Petit déjeuner avec Maylis de Kerangal

©Sébastien Perchec/Lire en Poche 2018

Lors du salon Lire en poche 2018, j’ai eu le plaisir d’animer un petit déjeuner littéraire avec Maylis de Kerangal, marraine du salon. L’auteure a tout de suite émis le vœu que les participantes (pas d’homme, comme trop souvent dans ce genre d’occasion !) se présentent. Outre l’intérêt qu’elles portent à l’écriture de ses romans, ces dames avaient toutes une raison bien personnelle de s’intéresser à l’un ou l’autre de ses ouvrages. On mettait là d’emblée le doigt sur la diversité des thématiques traitées par l’auteure. Réparer les vivants fut le roman le plus souvent cité.

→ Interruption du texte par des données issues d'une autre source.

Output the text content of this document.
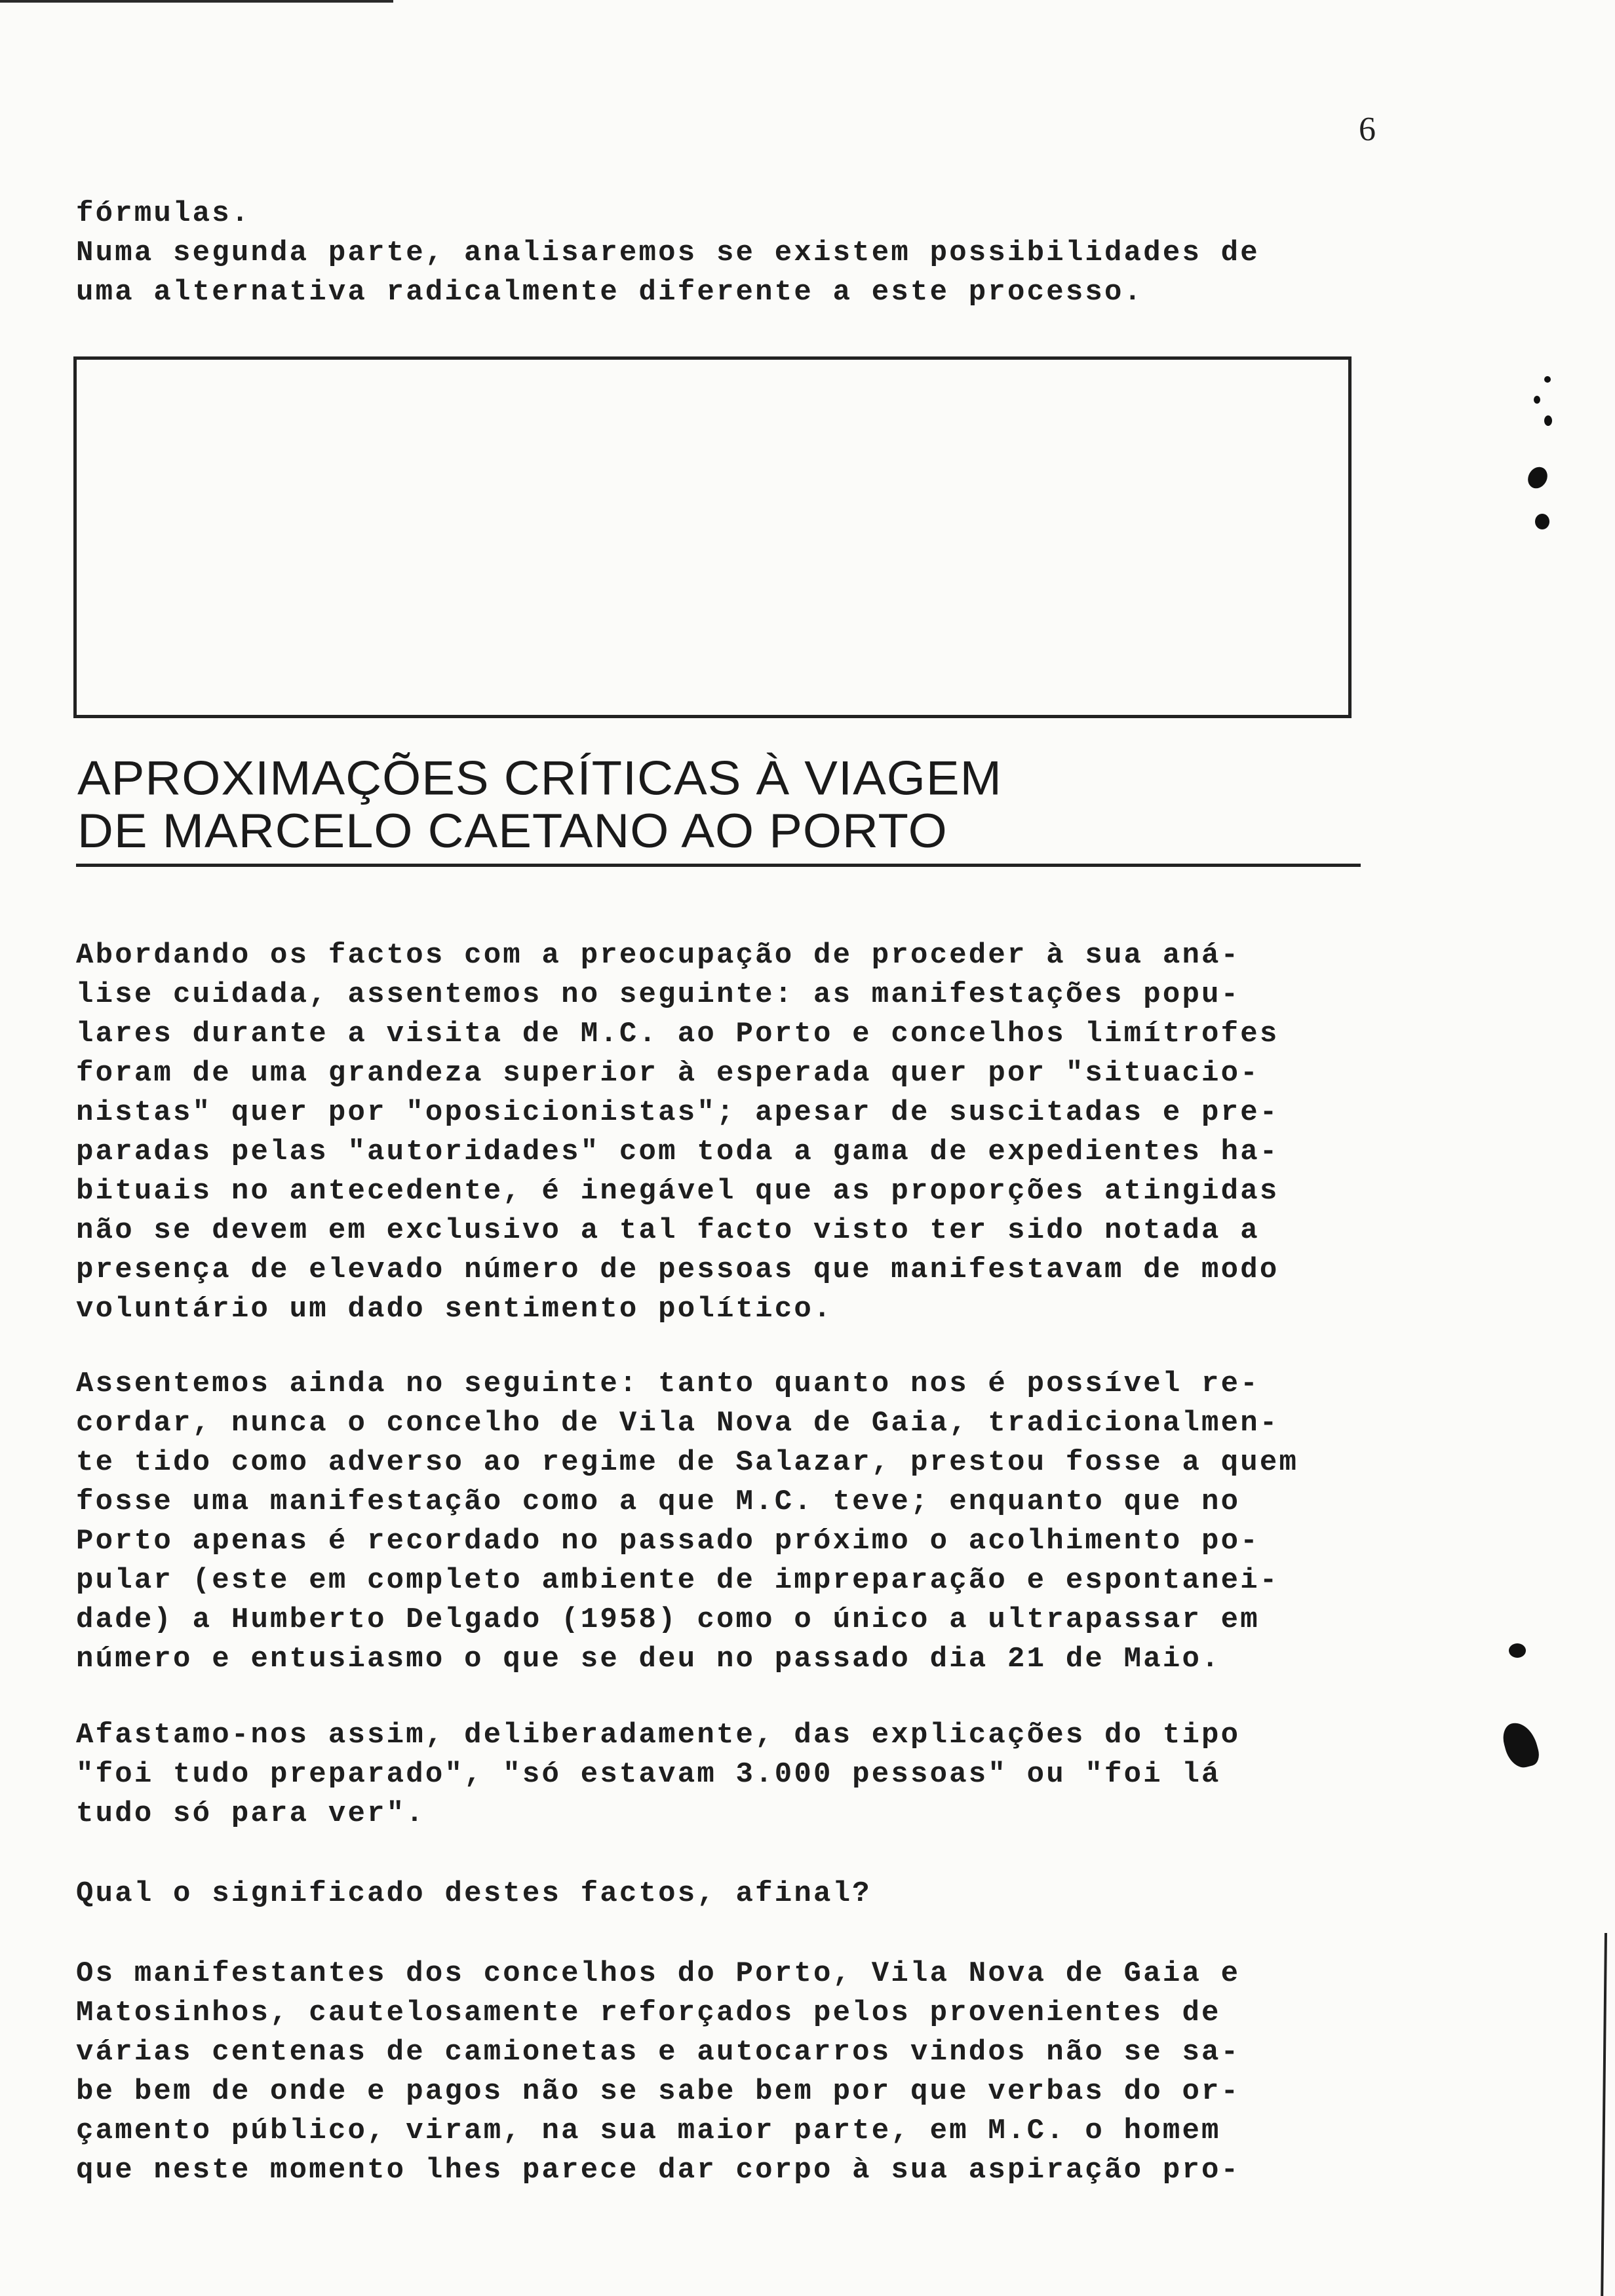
6
fórmulas.
Numa segunda parte, analisaremos se existem possibilidades de
uma alternativa radicalmente diferente a este processo.
APROXIMAÇÕES CRÍTICAS À VIAGEM
DE MARCELO CAETANO AO PORTO
Abordando os factos com a preocupação de proceder à sua aná-
lise cuidada, assentemos no seguinte: as manifestações popu-
lares durante a visita de M.C. ao Porto e concelhos limítrofes
foram de uma grandeza superior à esperada quer por "situacio-
nistas" quer por "oposicionistas"; apesar de suscitadas e pre-
paradas pelas "autoridades" com toda a gama de expedientes ha-
bituais no antecedente, é inegável que as proporções atingidas
não se devem em exclusivo a tal facto visto ter sido notada a
presença de elevado número de pessoas que manifestavam de modo
voluntário um dado sentimento político.
Assentemos ainda no seguinte: tanto quanto nos é possível re-
cordar, nunca o concelho de Vila Nova de Gaia, tradicionalmen-
te tido como adverso ao regime de Salazar, prestou fosse a quem
fosse uma manifestação como a que M.C. teve; enquanto que no
Porto apenas é recordado no passado próximo o acolhimento po-
pular (este em completo ambiente de impreparação e espontanei-
dade) a Humberto Delgado (1958) como o único a ultrapassar em
número e entusiasmo o que se deu no passado dia 21 de Maio.
Afastamo-nos assim, deliberadamente, das explicações do tipo
"foi tudo preparado", "só estavam 3.000 pessoas" ou "foi lá
tudo só para ver".
Qual o significado destes factos, afinal?
Os manifestantes dos concelhos do Porto, Vila Nova de Gaia e
Matosinhos, cautelosamente reforçados pelos provenientes de
várias centenas de camionetas e autocarros vindos não se sa-
be bem de onde e pagos não se sabe bem por que verbas do or-
çamento público, viram, na sua maior parte, em M.C. o homem
que neste momento lhes parece dar corpo à sua aspiração pro-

Une des participantes aborde l’adaptation à l’écran de ce roman et demande à Maylis de Kerangal de quelle façon elle est intervenue dans la réalisation du film. En fait, comme Maylis nous l’explique, lorsqu’un écrivain signe un contrat de cessions avec l’éditeur, il cède à l’éditeur les droits d’exploitation de son texte, ce qui vaut pour le livre mais aussi pour une éventuelle adaptation au cinéma et au théâtre (sachant que l’auteur peut ne pas signer certaines cessions). De ce fait, on ne peut à la fois vendre les droits à un producteur et en même temps vouloir intervenir dans la réalisation à la place du réalisateur.
C’est toujours une joie pour Maylis que son travail intéresse quelqu’un d’autre qui va s’approprier l’oeuvre à sa manière. C’est intéressant du point de vue artistique et intellectuel.
Lors du projet d’adaptation de Réparer les vivants, elle a été tentée de s’associer au film, mais s’est vite rendue compte que c’était impossible, ce n’était pas une bonne position, ni pour elle, ni pour la réalisatrice Katell Quillévéré. Ce qui lui a semblé important, c’est d’établir une relation avec les gens qui faisaient le film. Elle a pu manifester son approbation, mais aussi ses divergences. Elle a tenu à les conduire au Havre où elle est née et où se passe l’histoire et leur faire connaître des gens. C’est là que le film a été tourné…
Ce qui fait que lors de la sortie du film, chacun a pu exprimer sans heurts, sincèrement, sa perception des choses. Le film l’a émue sans lever le désaccord de fond avec Katell Quillévéré sur la manière de voir l’oeuvre. Pour elle, il s’agit de l’histoire d’un don dont le héros demeure Simon Lingre. Pour la réalisatrice, c’est avant tout l’histoire d’une femme qui va être sauvée. « Personne ne lit les choses de la même manière. »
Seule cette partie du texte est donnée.